SAMBURU, December 1, 2014 - For generations, the pastorialists of Samburu, a nomadic county 400 kilometers north of Nairobi, have roamed from place to place in search of water and pasture for their animals.
“In such nomadic communities, it is sometimes common for children born with disabilities and HIV/AIDS to be abandoned by their families because they cannot help them herd animals in distant fields,” says Grace Seneiya, who opened a school for disabled children living with HIV/AIDS in Samburu. "I met a blind boy who had been abandoned by his parents when I was teaching at a small school in Barangui. I had to take him in."
The Samburu Handicapped Education and Rehabilitation Program (SHERP) received a $4000 grant to train health workers to ensure that the 150 disabled children living with HIV/AIDS at SHERP had access to nutrition, medicine, and home care that they required.
"One of the causes of disability is that many women here do not go to hospitals to deliver babies with the help of a skilled health professional," says Grace.
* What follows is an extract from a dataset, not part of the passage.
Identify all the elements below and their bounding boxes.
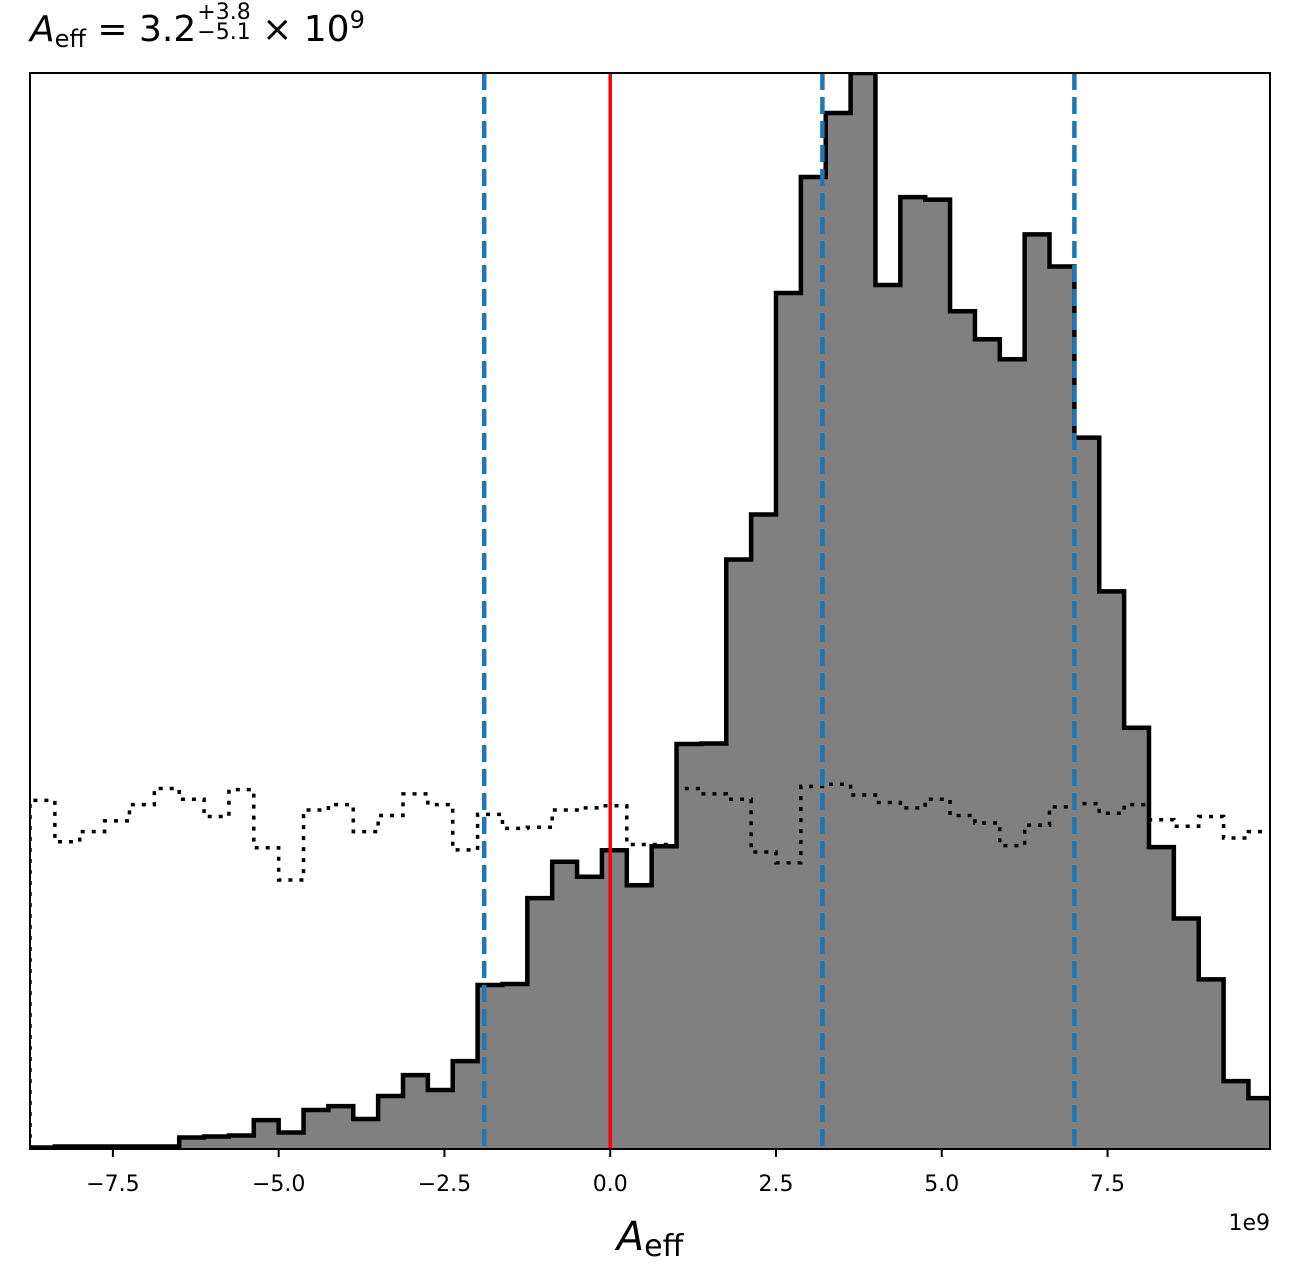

Maternal mortality in Kenya is among Africa's highest at 488 deaths per 100,000 live births. The proportion of women who deliver with skilled attendance is only 44 percent and has remained largely unchanged since 1993.
SHERP is one of the more than 10,000 community-based organizations in Kenya who received a grant to help respond to the HIV/AIDS epidemic nationwide. Supported by $135 million dollars in funding from the World Bank, this component of the Total War Against HIV and AIDS (TOWA) Project empowers community-based organizations such as SHERP to expand the coverage of HIV/AIDS prevention and mitigation activities in their local communities. Through this project, communities are empowered to create, implement, and manage smaller projects that contribute to the national response to HIV/AIDS.
Kenya has the fourth largest HIV epidemic in the world. In 2012, an estimated 1.6 million people were living with HIV and roughly 57,000 people died from AIDS-related illnesses. There are now 1.1 million orphans to the epidemic. The epidemic varies in different parts of the country with the Nyanza province with the highest overall prevalence of 15 percent, followed by Nairobi with 10 percent.
Through TOWA, Kenya’s Ministry of Health and the National AIDS Control Counsel, distributed over 3 million insecticide treated bed nets and 300 million condoms nationwide. It also funded grants to more than 10,000 community based organizations to raise awareness of HIV/AIDS. As a result, between 2007 and 2012, HIV prevalence was reduced from 7.2% to 5.6% and new infections declined by 40%.
Community-based organizations have helped contribute to the national response to HIV/AIDS, by empowering communities to respond to local changes.